Seit dem Scheitern der Sommer-Gegenoffensive steht der ukrainische Präsident zunehmend in der Kritik.
Während die Ukraine in einen harten Winter geht, ohne die russische Invasion in diesem Jahr wesentlich zurückgedrängt zu haben, scheint Präsident Wolodymyr Selenskyj einen Großteil des phänomenalen öffentlichen Vertrauens eingebüßt zu haben, das er im ersten Kriegsjahr gewonnen hat.
Nach neuen Daten des Kiewer Internationalen Instituts für Soziologie, wo Selenskyj letztes Jahr um diese Zeit 84 % der Ukrainer vertrauten, sind es nun 62 %, wobei 18 % dem Institut mitteilen, dass sie ihm nicht vertrauen.
Das ist zwar immer noch ein überragender Wert für ihn, aber er liegt damit weit hinter dem ukrainischen Militär, dem 96 % der Öffentlichkeit vertrauen – genau das gleiche Maß an Unterstützung, das es vor einem Jahr genoss.
In seiner Analyse weist das Institut darauf hin, dass mit Ausnahme der Streitkräfte der Ukraine alle öffentlichen Institutionen spürbar an öffentlichem Vertrauen verloren haben und teilweise einen dramatischen Wandel erlebten.
„Im Vergleich zum Dezember 2022 nimmt die Kritik an den Behörden zu“, erklären die Autoren. „Insbesondere der Anteil derjenigen, die der Werchowna Rada vertrauen, sank von 35 % auf 15 %, und der Anteil derjenigen, die ihr nicht vertrauen, stieg von 34 % auf 61 %. Das Vertrauen in die Regierung sank von 52 % auf 26 %. „Das Misstrauen stieg von 19 % auf 44 %.“
Zu den weiteren größten Verlierern der Umfrage gehören die ukrainischen Massenmedien, denen nur noch 29 % der Ukrainer vertrauen, sowie die Gerichte und Staatsanwälte, deren düstere Bewertungen von vor einem Jahr nun bei erbärmlichen 12 % bzw. 9 % liegen.
Da es dem ukrainischen Militär in diesem Jahr nicht gelungen ist, das Blatt gegen Russland entscheidend zu wenden, hat Selenskyj hart daran gearbeitet, die westliche Unterstützung für die Kriegsanstrengungen zu stärken. Der Ausbruch des Krieges in Israel und Gaza hat die Aufmerksamkeit vieler Bürger und Gesetzgeber in den NATO-Ländern abgelenkt.

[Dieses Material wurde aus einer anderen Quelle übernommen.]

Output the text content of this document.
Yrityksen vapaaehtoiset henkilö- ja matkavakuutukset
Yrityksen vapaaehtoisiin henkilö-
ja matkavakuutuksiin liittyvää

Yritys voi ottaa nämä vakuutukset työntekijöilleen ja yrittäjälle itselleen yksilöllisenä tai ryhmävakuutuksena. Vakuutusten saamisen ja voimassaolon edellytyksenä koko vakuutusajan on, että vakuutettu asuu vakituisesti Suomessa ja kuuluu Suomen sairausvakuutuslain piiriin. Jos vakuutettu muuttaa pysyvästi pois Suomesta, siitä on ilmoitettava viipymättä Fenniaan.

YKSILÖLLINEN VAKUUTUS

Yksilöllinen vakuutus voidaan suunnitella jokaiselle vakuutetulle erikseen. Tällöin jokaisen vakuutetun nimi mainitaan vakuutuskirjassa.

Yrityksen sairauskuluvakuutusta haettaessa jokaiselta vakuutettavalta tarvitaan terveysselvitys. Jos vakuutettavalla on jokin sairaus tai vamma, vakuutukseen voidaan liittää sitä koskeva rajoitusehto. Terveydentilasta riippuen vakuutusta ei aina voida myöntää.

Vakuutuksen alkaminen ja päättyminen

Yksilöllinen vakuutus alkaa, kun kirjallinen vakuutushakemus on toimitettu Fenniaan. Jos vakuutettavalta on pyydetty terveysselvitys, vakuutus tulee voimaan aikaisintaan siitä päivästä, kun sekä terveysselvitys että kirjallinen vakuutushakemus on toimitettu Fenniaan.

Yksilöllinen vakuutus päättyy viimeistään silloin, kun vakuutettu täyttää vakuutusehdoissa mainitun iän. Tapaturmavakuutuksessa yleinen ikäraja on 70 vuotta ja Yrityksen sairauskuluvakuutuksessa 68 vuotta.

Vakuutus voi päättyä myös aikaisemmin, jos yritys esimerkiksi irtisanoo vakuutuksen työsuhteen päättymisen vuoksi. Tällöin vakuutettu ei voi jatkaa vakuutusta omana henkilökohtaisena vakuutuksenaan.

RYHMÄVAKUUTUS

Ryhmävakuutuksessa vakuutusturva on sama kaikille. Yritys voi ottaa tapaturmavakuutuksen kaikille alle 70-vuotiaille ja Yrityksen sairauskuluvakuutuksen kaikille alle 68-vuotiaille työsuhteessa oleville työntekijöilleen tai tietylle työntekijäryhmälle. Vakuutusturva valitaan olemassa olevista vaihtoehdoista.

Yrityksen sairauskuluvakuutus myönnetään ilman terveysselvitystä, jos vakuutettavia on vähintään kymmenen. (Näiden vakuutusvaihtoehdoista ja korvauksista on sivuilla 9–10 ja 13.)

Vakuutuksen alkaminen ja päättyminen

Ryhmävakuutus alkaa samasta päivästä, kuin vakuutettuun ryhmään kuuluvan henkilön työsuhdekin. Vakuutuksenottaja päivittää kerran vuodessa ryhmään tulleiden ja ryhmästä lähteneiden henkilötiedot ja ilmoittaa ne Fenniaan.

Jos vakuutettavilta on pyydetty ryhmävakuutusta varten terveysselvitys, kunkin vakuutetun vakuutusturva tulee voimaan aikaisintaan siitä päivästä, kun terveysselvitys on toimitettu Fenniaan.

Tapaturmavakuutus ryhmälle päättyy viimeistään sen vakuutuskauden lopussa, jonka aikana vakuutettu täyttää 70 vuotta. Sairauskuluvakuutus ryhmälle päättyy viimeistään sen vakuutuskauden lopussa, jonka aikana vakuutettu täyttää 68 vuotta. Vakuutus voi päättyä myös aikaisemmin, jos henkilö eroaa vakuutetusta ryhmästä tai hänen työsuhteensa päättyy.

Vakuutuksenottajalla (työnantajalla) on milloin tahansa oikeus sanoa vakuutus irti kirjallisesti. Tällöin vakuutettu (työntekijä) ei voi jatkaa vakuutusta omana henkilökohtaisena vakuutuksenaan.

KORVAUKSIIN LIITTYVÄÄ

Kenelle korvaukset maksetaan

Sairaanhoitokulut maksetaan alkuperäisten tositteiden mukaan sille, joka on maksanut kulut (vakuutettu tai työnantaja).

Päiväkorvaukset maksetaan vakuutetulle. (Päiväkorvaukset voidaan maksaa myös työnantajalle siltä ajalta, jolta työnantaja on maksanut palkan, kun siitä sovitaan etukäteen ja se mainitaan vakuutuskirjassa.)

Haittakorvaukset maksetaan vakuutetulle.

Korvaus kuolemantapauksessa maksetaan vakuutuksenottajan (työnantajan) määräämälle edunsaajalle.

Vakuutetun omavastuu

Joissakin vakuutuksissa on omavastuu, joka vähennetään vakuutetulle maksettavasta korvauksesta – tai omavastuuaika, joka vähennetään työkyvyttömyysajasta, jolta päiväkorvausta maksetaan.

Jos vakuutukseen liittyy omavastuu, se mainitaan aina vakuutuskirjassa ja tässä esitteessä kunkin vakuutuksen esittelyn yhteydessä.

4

Vor allem rechte Gesetzgeber in den USA sind mehr damit beschäftigt, Israel zu helfen, als dass sie sich für die Unterstützung der Ukraine begeistern.
Selenskyj hat es geschafft, einen hohen Bekanntheitsgrad zu bewahren, auch wenn sympathische westliche Kommentatoren sich Sorgen über die „Ukraine-Müdigkeit“ machen, indem er sich erst im letzten Monat mit mehreren europäischen Staats- und Regierungschefs traf und nach Washington, D.C. zurückkehrte, um seinen Fall sowohl bei Joe Biden als auch bei republikanischen Gesetzgebern durchzusetzen.
Trotz der Enttäuschung über die Gegenoffensive in diesem Sommer und Anzeichen einer schwankenden finanziellen Unterstützung seitens der Verbündeten sagen ukrainische Soldaten, dass sie weiterhin fest entschlossen sind, zu gewinnen. Doch mit dem Beginn des Winters befürchten viele, dass Russland besser für den Kampf gerüstet ist, und sind frustriert darüber, dass es in einem zermürbenden Krieg erneut in die Defensive geraten muss.
Unzufriedenheit unter ukrainischen Soldaten war einst äußerst selten und wurde nur im privaten Rahmen geäußert, heute ist sie häufiger und wird offener ausgedrückt. Die Müdigkeit und Frustration auf dem Schlachtfeld spiegelt sich in Kiew wider, wo in letzter Zeit Meinungsverschiedenheiten zwischen den Führern ans Licht kamen.
Selenskyj bestritt letzten Monat öffentlich die Einschätzung des ukrainischen Militärchefs Waleri Zaluzhny, dass der Krieg ins Stocken geraten sei. Und der Bürgermeister von Kiew, Vitali Klitschko, hat Selenskyj wiederholt angegriffen und behauptet, er habe zu viel Macht.
Die neuen Umfragen zeigen jedoch, dass die ukrainische Öffentlichkeit bei diesen Argumenten keine Partei ergreift. Diejenigen, die Selenskyj vertrauen, vertrauen im Allgemeinen Zaluzhny und umgekehrt.